Until she scratches it with her fingertips to fluff it up.
“Oh.”
That’s all I can say. It’s not quite the texture of my hair, which really just wants to be fluff if it’s not contained in some way, but once hers loosens from the mold it’s pressed into, I see the frenetic curls fighting to form. I recognize the zig-zags.
She finally opens her eyes with a quiet but imploring sigh.
“I think I saw your father,” I tell her, my throat going dry. It’s one thing to know her father is there; it’s another to realize he was that man who was watching TV but didn’t really look there, like he was a body that no longer had a soul within it. “I’m so sorry.”
The hurt in her eyes, it makes sense now. I’ve been a total asshole to her when she’s really just been trying to survive. I tell myself I would never blackmail someone to the degree she did me, but how would I know unless I was in her situation?
“You don’t want me anymore, do you?” she says, already looking defeated.
I shrug. There’s nothing else I can do. I can’t keep being angry with her for doing desperate things to make her father as comfortable as possible. “You did what you had to do. I get it. Just don’t do it again.”
I never cease to be thrown off by anything Tilly says or does, but I’m definitely not prepared for her to say, “It’s not like I was deliberately, uhh, tricking you into thinking I was white. I mean, I figured you knew I wasn’t. My mom’s white, my complexion is closer to hers than Dad’s, but look at me.”
I cough out a laugh, feeling stupid because yeah, a lot of her features make more sense now. I should have probablyfigured it out long ago, but it’s not like it mattered to me. I definitely should have figured it out the second the doctor told us Donovan has sickle cell, though. “Babe, why would I care about that? I’m not white either.”

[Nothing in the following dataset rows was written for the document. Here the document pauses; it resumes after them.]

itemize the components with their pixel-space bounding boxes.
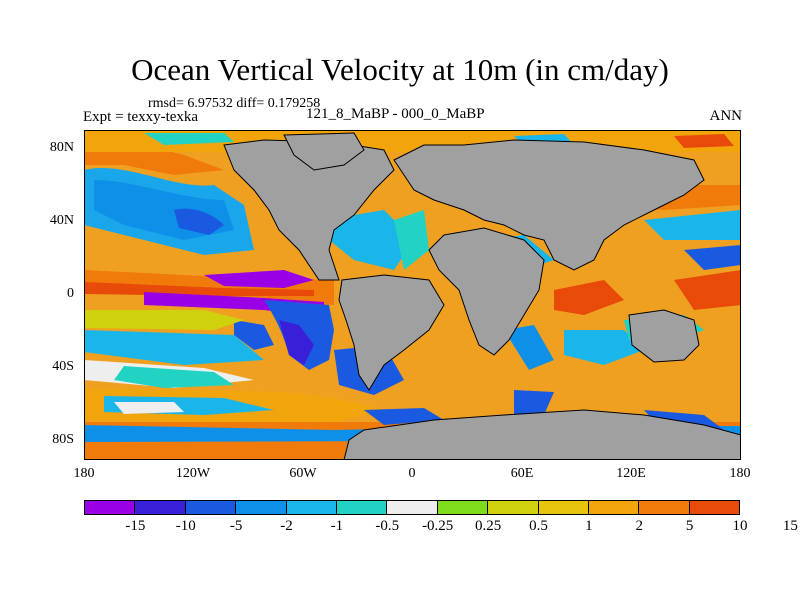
colorbar-segment-8 [436, 500, 489, 515]
lon-label-180w: 180 [73, 466, 95, 481]
colorbar-segment-6 [335, 500, 388, 515]
land-antarctica [343, 409, 741, 460]
colorbar-tick-label: -1 [330, 518, 344, 534]
colorbar-tick-label: -0.25 [422, 518, 454, 534]
colorbar-segment-13 [688, 500, 741, 515]
colorbar-segment-12 [638, 500, 690, 515]
colorbar-segment-10 [537, 500, 589, 515]
lat-label-40s: 40S [52, 359, 74, 374]
land-greenland [283, 132, 365, 171]
lat-label-40n: 40N [49, 213, 74, 228]
colorbar-tick-label: 0.25 [474, 518, 502, 534]
experiment-label: Expt = texxy-texka [83, 109, 199, 125]
colorbar [84, 500, 741, 515]
field-equatorial-pacific [84, 270, 334, 388]
lat-label-equator: 0 [67, 286, 74, 301]
lon-label-120e: 120E [616, 466, 646, 481]
stats-text: rmsd= 6.97532 diff= 0.179258 [148, 96, 321, 111]
lon-label-120w: 120W [175, 466, 211, 481]
colorbar-segment-3 [184, 500, 237, 515]
lon-label-60w: 60W [289, 466, 317, 481]
plot-title: Ocean Vertical Velocity at 10m (in cm/da… [131, 52, 669, 87]
land-masses [223, 132, 741, 460]
lat-label-80n: 80N [49, 140, 74, 155]
land-africa [428, 227, 545, 356]
colorbar-segment-4 [235, 500, 287, 515]
colorbar-tick-label: -0.5 [375, 518, 400, 534]
colorbar-tick-label: -15 [125, 518, 146, 534]
colorbar-segment-5 [285, 500, 337, 515]
map-svg [84, 130, 741, 460]
map-panel [84, 130, 741, 460]
colorbar-tick-label: 15 [782, 518, 798, 534]
case-comparison-label: 121_8_MaBP - 000_0_MaBP [306, 106, 485, 122]
lon-label-60e: 60E [510, 466, 534, 481]
colorbar-tick-label: -10 [175, 518, 196, 534]
land-eurasia [393, 139, 705, 271]
lon-label-0: 0 [408, 466, 416, 481]
season-label: ANN [709, 108, 743, 124]
colorbar-segment-2 [134, 500, 186, 515]
lon-label-180e: 180 [729, 466, 751, 481]
colorbar-segment-9 [487, 500, 539, 515]
land-south-america [338, 274, 445, 391]
colorbar-segment-1 [84, 500, 136, 515]
lat-label-80s: 80S [52, 432, 74, 447]
colorbar-tick-label: 10 [732, 518, 748, 534]
colorbar-segment-7 [386, 500, 438, 515]
land-australia [628, 309, 700, 363]
colorbar-segment-11 [587, 500, 640, 515]
colorbar-tick-label: 1 [585, 518, 593, 534]
colorbar-tick-label: -5 [229, 518, 243, 534]
field-arctic [84, 130, 741, 152]
map-frame [84, 130, 741, 460]
land-north-america [223, 139, 395, 281]
colorbar-tick-label: 2 [635, 518, 643, 534]
colorbar-tick-label: 0.5 [529, 518, 548, 534]
colorbar-tick-label: 5 [685, 518, 694, 534]
colorbar-tick-label: -2 [280, 518, 293, 534]
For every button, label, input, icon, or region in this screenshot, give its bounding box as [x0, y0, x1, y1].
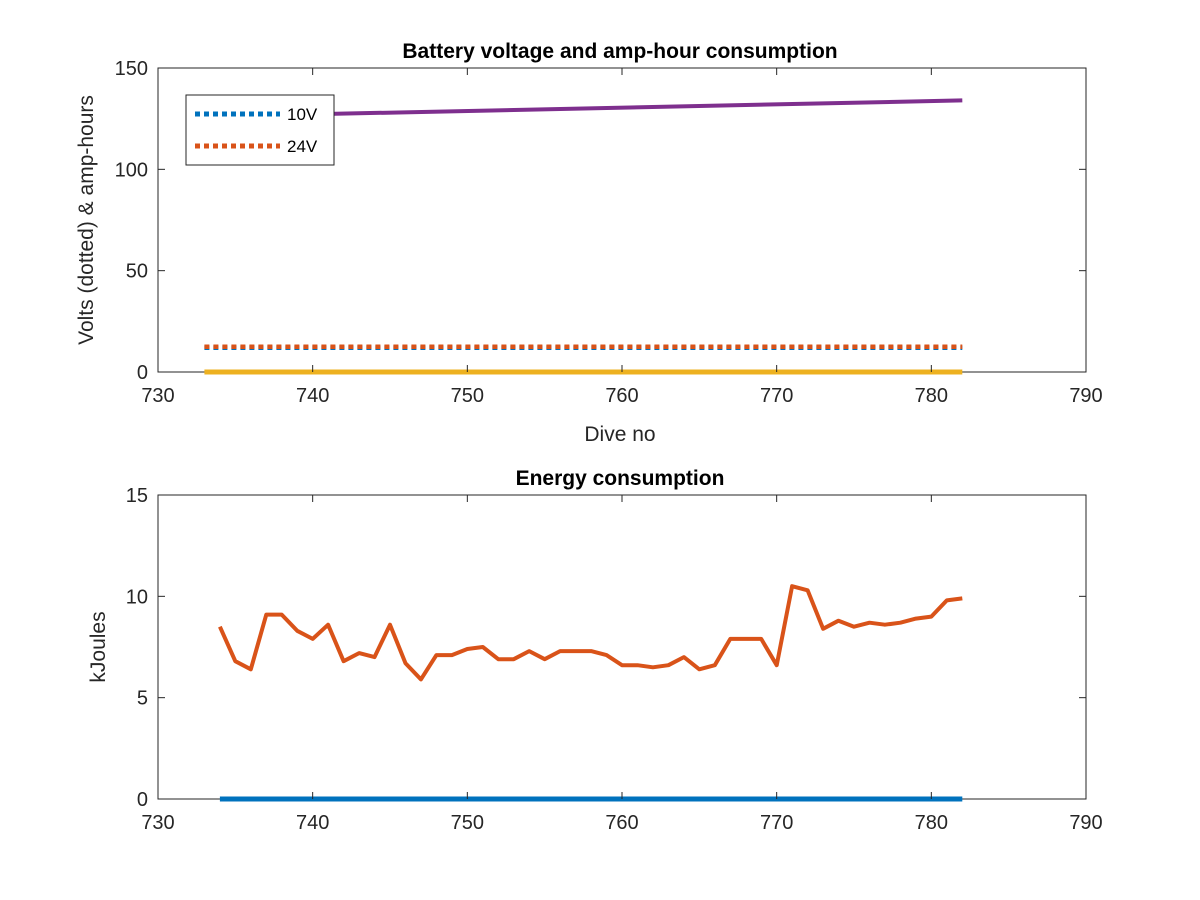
energy-series-layer — [218, 584, 963, 802]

“Obviously you’re not—what?” she huffs. “You just made a gigantic deal about it!”
“Because white people don’t—” I cut myself off by pulling her back in for another kiss because this is such a silly argument. As we kiss, I ruffle her hair some more. It’s cute. I like it. I bet she’d be really pretty with it just natural. She’ll probably get really nice, thick, bouncy curls when it grows a bit more.